Since then, hardliners have interpreted the term as the former leader’s reluctance to end the war, and it is the same expression they use to refer to the recent nuclear deal between Iran and the P5+1 countries. They say that Iranian President Hassan Rouhani and Foreign Minister Mohammad Javad Zarif forced the leader of the Islamic Republic, Ayatollah Khamenei, to “drink poison.”

“Junk,” as in “junk paper,” is also commonly used to refer to resolutions. A term that was first coined by Ayatollah Khomeini, and memorialized in Sahifeh Nour - a book of former speeches by Ayatollah Khamenei - quotes Khomeini as saying, “The decisions of the UN Security Council and other organizations are worthless and just junk paper worthy of a veto.”

Then in 2006, in reaction to a UN resolution, former president Mahmoud Ahmadinejad said, “Do you think by compiling and issuing junk paper, you can stop the Iranian nation?” Then in June 2010, he said: “These resolutions have no value in our nation.” And, lastly, in spring 2013, during his final days as president, Ahmadinejad said, “The resolutions that sanction Iran are all but junk.”

But he is not the only high-ranking Iranian official to challenge and ridicule international resolutions. Hardliner Tehran Friday Imam, Ahmad Khatami, said sanction resolutions have encouraged young people to procreate. While Ayatollah Khamenei has repeatedly highlighted how Iran has managed to progress despite the “illogical and brutal” nature of sanctions against the country.

The Iranian authorities have also reacted to resolutions regarding human rights abuses. Chief Justice Sadeq Larijani tends to refer to them as being lies, biased and ill-motivated. Equally, Guardian Council Secretary Ahmad Jannati has described the same resolutions as “worthless,” as “lacking any legal legitimacy” and as being “disgraceful.“

And this harsh language has not stopped since the nuclear deal was signed. For a start, the Revolutionary Guards commanders have made it no secret that they do not approve of, in any shape or form, the UN resolution that sanctions weapons in Iran.

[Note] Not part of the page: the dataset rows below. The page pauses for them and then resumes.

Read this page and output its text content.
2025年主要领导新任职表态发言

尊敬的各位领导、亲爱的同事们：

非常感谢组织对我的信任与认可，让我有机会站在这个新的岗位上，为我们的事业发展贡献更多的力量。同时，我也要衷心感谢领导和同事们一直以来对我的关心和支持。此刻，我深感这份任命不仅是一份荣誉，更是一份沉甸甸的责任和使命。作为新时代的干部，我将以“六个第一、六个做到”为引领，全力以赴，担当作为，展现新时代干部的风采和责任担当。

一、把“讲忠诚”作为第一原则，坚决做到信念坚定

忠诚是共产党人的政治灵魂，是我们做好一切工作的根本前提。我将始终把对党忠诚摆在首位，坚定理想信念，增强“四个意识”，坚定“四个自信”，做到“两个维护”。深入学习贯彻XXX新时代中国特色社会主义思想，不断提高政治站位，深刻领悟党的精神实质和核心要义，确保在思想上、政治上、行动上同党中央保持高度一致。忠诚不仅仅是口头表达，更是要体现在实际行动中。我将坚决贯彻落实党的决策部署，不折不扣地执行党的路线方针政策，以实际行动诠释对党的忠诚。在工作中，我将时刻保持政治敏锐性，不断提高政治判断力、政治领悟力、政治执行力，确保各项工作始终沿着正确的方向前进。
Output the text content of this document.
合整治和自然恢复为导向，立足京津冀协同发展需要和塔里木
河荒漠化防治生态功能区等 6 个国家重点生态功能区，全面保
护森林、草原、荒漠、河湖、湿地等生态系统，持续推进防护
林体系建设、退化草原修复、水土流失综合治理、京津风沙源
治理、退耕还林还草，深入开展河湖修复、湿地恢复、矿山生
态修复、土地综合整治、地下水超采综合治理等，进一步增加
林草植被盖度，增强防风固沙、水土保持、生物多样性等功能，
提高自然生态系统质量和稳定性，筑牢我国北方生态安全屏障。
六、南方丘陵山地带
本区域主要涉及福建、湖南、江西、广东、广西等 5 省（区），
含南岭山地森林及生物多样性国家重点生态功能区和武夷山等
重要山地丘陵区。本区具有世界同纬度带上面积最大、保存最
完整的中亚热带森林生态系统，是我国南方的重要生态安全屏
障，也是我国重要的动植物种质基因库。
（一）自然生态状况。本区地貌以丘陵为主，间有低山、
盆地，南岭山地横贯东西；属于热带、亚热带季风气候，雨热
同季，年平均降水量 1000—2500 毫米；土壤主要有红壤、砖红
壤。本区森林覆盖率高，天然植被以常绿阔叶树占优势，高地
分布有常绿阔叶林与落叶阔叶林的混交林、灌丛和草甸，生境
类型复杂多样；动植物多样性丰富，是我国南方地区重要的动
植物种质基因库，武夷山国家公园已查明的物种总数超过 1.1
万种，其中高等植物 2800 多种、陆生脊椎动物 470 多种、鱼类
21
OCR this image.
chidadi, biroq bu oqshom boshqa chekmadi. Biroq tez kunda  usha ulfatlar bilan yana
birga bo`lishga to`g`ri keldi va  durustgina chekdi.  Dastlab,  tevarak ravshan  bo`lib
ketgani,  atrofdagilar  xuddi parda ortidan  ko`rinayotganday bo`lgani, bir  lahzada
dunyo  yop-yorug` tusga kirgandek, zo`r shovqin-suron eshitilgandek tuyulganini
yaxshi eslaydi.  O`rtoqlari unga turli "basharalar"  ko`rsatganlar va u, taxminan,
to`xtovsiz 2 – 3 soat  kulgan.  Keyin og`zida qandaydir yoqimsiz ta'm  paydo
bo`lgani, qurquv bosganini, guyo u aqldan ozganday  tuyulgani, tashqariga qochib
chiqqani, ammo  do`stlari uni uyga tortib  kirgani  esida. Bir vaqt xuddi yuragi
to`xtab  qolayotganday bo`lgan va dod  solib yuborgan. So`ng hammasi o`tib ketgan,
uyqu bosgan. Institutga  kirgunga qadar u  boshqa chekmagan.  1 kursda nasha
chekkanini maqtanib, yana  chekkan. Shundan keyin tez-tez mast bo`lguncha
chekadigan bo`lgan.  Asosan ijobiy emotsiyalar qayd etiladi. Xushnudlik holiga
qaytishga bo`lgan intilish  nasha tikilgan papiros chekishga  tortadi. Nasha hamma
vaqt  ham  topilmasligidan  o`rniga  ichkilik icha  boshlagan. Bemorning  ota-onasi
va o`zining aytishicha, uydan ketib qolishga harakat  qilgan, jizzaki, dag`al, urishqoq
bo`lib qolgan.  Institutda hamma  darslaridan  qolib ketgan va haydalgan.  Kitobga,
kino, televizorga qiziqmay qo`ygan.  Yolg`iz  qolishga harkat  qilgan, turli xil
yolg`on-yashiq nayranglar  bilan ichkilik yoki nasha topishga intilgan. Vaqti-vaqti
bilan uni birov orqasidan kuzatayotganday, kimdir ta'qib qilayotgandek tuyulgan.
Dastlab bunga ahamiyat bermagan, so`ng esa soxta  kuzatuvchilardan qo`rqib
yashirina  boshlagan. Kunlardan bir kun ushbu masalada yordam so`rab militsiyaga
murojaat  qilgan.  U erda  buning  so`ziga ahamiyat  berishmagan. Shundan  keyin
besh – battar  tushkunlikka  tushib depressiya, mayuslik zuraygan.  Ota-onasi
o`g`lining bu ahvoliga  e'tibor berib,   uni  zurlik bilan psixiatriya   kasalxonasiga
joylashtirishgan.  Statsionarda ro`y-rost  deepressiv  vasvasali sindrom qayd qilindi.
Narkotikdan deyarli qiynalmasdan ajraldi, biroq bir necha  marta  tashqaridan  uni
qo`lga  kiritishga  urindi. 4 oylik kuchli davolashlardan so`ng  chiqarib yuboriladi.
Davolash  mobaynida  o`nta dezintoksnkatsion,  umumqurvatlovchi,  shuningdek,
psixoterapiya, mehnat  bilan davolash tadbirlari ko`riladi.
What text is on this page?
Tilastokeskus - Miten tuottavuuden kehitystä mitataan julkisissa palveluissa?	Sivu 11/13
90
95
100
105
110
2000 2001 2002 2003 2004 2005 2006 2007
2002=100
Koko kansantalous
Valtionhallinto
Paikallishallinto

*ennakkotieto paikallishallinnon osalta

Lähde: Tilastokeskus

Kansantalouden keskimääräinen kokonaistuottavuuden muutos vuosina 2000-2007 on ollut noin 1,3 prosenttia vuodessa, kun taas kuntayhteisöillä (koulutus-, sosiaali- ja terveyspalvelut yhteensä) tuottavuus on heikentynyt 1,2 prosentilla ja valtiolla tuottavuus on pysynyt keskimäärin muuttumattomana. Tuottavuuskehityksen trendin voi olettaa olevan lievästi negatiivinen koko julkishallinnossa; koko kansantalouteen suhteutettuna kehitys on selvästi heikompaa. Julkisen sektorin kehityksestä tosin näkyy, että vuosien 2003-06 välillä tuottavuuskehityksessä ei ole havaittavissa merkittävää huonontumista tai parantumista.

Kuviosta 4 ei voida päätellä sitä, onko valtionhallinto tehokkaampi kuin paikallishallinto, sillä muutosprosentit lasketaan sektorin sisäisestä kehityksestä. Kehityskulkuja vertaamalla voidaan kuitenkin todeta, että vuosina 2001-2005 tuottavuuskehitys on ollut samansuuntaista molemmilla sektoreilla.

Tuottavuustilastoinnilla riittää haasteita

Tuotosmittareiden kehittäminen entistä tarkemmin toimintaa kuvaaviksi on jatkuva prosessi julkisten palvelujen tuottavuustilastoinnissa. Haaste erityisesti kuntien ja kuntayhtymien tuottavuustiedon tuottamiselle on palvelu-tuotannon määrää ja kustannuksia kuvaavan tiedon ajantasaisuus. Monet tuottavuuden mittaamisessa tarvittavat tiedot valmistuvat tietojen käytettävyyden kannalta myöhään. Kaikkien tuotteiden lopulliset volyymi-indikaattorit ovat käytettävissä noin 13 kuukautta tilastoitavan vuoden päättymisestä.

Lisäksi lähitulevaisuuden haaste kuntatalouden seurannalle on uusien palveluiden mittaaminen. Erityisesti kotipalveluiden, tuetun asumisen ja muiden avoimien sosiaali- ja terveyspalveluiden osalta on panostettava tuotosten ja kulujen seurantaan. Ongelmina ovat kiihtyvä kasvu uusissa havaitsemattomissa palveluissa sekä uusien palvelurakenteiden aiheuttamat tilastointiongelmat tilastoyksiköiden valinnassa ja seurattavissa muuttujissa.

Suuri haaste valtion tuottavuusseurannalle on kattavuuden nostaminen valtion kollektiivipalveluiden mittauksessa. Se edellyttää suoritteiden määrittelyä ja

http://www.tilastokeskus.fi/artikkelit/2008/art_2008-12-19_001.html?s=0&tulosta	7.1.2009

Mohammad Ali Jafari, one such commander, suggested that the UN `’shouldn’t waste its time issuing such resolutions because the Revolutionary Guards wouldn’t respect them anyway.”

And reactions only get harsher in tone with regards to human rights violations. Just recently, judiciary spokesperson Gholam Hossein Mohseni-Ejei described last week’s UN resolution on human rights violations in Iran as “comical.” Similarly, Foreign Minister Javad Zarif called the resolution “the irony of history.”

Iranian President Hassan Rouhani has also had his say on human rights resolutions. Referring to an EU resolution, he said, “The EU parliament is so insignificant and therefore it cannot insult the great Iranian nation. There have been a total of 60 resolutions, many with harsher tones over the last four years, but none of them are of any value.”

Also, Iran’s president, much like the foreign minister, have repeatedly said during the last two years that UN resolutions are intended to promote Iranophobia but that the nuclear deal has helped to counteract this - hardliners do not agree.

Guardian Council Secretary Ahmad Jannati even went so far as to say that the West’s ultimate goal is “regime change” in Iran, which is not dissimilar to commander Jafari who argued that the West wants to bring about a new “sedition” [Green Movement] by issuing resolutions against Iran. 

Resolutions have long been a hot, and contentious, topic in Iran, especially among hardliners. And it seems the nuclear deal has and will not change this anytime soon. Until the day Iran stops violating international law, the resolutions will keep coming and hardliners will continue to have their say.